In summary, despite the important contribution that nuclear physics has made to weapon development in the past, it looks as though its future military application is much more limited. If the hopes of the NPT are fulfilled, there will be a continuing decline in the utility of nuclear weapons.

NOTES

1. Leo Szilard quoted in From Crossbow to H-Bomb by B & F M Brodie.p236

2. 'Enhanced-Radiation Weapons' by F M Kaplan in Scientific American May 1978 pp44-51.

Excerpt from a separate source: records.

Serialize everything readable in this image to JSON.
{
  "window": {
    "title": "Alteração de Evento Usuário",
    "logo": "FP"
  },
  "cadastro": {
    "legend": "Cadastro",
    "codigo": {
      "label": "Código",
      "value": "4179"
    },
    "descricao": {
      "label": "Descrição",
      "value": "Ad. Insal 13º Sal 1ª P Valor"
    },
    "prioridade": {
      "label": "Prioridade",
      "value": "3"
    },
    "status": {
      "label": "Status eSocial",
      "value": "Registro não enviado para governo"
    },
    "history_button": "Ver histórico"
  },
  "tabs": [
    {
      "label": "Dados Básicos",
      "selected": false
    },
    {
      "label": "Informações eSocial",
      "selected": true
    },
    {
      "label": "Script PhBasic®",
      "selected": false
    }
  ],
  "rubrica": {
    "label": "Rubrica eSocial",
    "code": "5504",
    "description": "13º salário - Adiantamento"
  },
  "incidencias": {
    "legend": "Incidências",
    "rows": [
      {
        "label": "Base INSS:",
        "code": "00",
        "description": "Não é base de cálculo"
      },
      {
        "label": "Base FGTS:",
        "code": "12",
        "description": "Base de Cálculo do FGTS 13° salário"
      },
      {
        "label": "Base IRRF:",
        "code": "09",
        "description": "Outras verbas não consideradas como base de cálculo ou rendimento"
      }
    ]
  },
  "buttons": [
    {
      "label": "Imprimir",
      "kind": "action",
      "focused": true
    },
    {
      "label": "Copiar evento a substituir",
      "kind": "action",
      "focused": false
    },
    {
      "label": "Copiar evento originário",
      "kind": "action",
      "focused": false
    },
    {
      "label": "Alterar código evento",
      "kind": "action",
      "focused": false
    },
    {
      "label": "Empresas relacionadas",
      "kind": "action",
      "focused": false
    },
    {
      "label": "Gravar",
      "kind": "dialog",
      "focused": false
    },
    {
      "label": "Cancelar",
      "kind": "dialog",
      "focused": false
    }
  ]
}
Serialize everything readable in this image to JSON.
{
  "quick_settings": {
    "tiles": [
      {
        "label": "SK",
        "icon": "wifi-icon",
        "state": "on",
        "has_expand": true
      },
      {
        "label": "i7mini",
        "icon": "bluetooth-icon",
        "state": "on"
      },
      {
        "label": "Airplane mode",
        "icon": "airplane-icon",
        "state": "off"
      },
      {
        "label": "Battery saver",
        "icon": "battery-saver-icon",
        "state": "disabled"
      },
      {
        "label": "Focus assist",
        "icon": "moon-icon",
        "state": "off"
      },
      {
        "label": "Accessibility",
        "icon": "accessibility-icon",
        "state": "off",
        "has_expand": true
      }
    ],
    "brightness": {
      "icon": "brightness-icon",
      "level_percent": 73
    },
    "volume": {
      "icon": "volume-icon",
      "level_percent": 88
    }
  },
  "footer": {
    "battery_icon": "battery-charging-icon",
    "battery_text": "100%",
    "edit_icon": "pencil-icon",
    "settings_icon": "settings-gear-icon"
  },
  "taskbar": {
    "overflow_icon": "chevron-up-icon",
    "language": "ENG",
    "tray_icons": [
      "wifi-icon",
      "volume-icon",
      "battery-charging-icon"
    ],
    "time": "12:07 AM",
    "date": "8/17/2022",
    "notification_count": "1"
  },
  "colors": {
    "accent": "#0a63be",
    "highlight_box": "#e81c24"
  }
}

3. For a technical description see 'The Effects of Nuclear War' by the Office

of Technical Assessment.

4. 'Third Generation Nuclear Weapons ' by T B Taylor in Scientific American

April 1987 pp22-31

5. Even the potential of laser fusion seems to require enormous supporting equipment. See 'Progress in Laser Fusion' by R.S.Craxton, R.L.McCrory & J.M.Soures, in Scientific American, August 1986 pp 60-71. This paper also gives a good description of the nuclear processes

6.Nuclear Wastelands by A.Makhijani, H.Hu & K.Yih (The MIT Press 1995) pp14-15.

7. For a discussion on the detailed reasoning behind the decision see The Bulletin of the Atomic Scientists March/April 1996 pp 17-23.

8. The feasibility of nuclear weapon production by small groups is discussed in The Nuclear Dimension by A.Loehmer in Technology and Terrorism by P.Wilkinson (Frank Cass, London 1993) pp 48- 59.